Shared memory for fintech teams
Fintech teams operate under a dense web of context that cannot be guessed: which jurisdictions a product is licensed in, how a ledger must reconcile, the KYC and AML rules that gate a flow, why a payment path was built a specific way to satisfy a regulator, the edge case that once caused a reconciliation break. As fintech teams adopt AI agents to build, support, and analyze, each agent starts blind to that context, so it proposes a flow that violates a compliance constraint or re-derives a financial rule the team already settled, the kind of mistake that is expensive in money and in audits. Glen, shared memory for AI agents, gives your team's agents one durable, shared memory exposed as a single MCP tool, so regulated context is recalled rather than reconstructed.
In fintech the cost of an agent starting cold is unusually high, because the context it lacks is often a rule that carries real consequences: a compliance requirement, a reconciliation invariant, a regional licensing constraint, the precise reason a transaction flow is shaped the way it is. An agent that does not know these will confidently produce something subtly wrong, and in a regulated, money-moving system subtle wrongness is the dangerous kind. Glen makes that context durable: connected over MCP, an agent reads the org's accumulated knowledge before it builds, supports, or analyzes, picking up the constraints and the rationale behind prior decisions, and writes back what it learns, so the team's hard-won regulatory and operational knowledge compounds instead of living in a few experts' heads.
For a fintech team this means the agents stop re-deriving sensitive rules and start respecting them. The compliance constraint, the ledger invariant, the documented reason a flow exists, all become context an agent recalls before it acts, so engineering, support, and analytics agents reason from the same regulated facts rather than each guessing. Because Glen is org-scoped, that knowledge is shared across every agent in the company and stays with the org rather than the individual, which matters in a domain where consistency and auditability count. As a standard MCP server, Glen complements the systems your agents already touch, holding the durable institutional knowledge none of them capture, and is readable from Claude Code, Cursor, or any MCP client. Connect once over OAuth or an API key, keep separate stores per product line if you need to, and let your regulated context compound. Note that Glen stores memory as plaintext for the LLM pipeline, so treat your database credentials and secrets as the security boundary and keep regulated PII out of what agents record.
FAQ
- Can it hold compliance and ledger rules so agents respect them?

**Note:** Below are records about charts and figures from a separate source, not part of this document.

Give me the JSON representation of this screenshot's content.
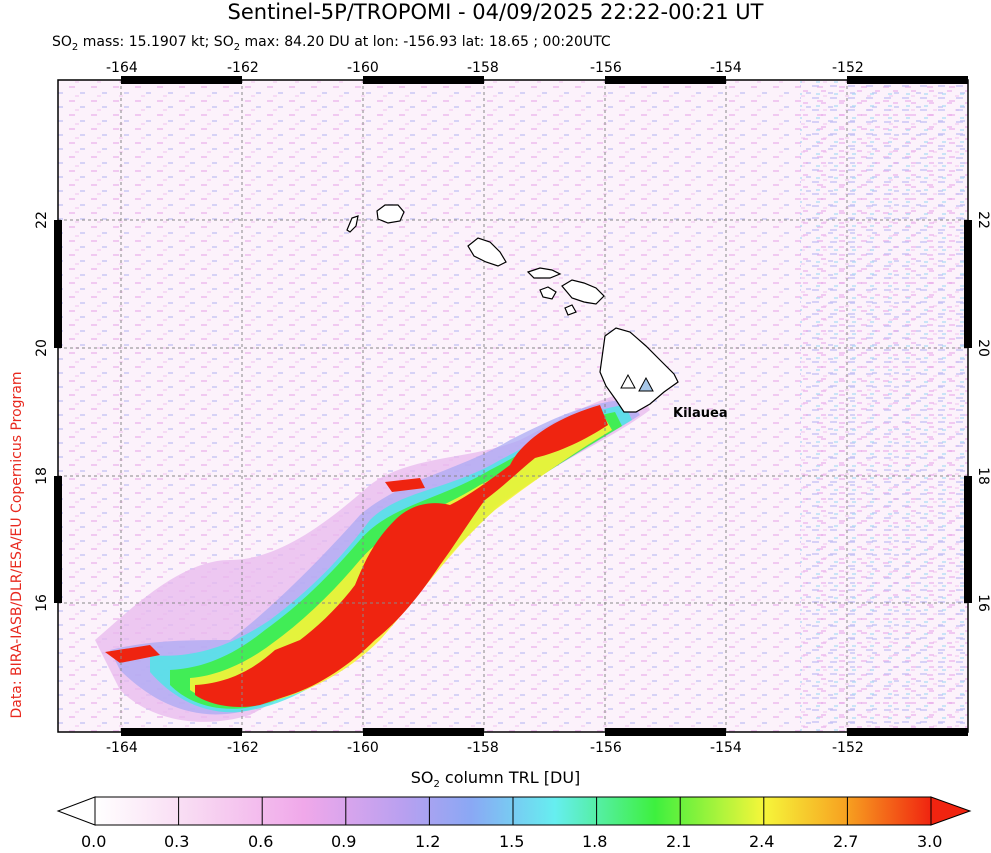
{
  "header": {
    "title": "Sentinel-5P/TROPOMI - 04/09/2025 22:22-00:21 UT",
    "subtitle_prefix": "SO",
    "subtitle_mass_label": " mass: 15.1907 kt; SO",
    "subtitle_rest": " max: 84.20 DU at lon: -156.93 lat: 18.65 ; 00:20UTC"
  },
  "credit": "Data: BIRA-IASB/DLR/ESA/EU Copernicus Program",
  "map": {
    "lon_ticks": [
      "-164",
      "-162",
      "-160",
      "-158",
      "-156",
      "-154",
      "-152"
    ],
    "lat_ticks": [
      "22",
      "20",
      "18",
      "16"
    ],
    "volcano_label": "Kilauea",
    "volcano_marker_color": "#a8c8e8"
  },
  "colorbar": {
    "label_prefix": "SO",
    "label_rest": " column TRL [DU]",
    "ticks": [
      "0.0",
      "0.3",
      "0.6",
      "0.9",
      "1.2",
      "1.5",
      "1.8",
      "2.1",
      "2.4",
      "2.7",
      "3.0"
    ],
    "colors": [
      "#ffffff",
      "#f7c6ef",
      "#e49be6",
      "#a9a4f2",
      "#66e8f2",
      "#3df43d",
      "#f5f53a",
      "#f7a020",
      "#f02410"
    ]
  }
}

- Yes. Agents record durable observations, the compliance constraint, the reconciliation invariant, the reason a flow exists, and read them back before acting, so they reason from settled regulated facts instead of guessing.
- How should we handle sensitive financial data?
- Glen stores memory as plaintext to feed the LLM relevance and context passes, so treat your database credentials and Better Auth secret as the security boundary and avoid recording regulated PII. Memory is org-scoped, and you can isolate context with per-product memory stores.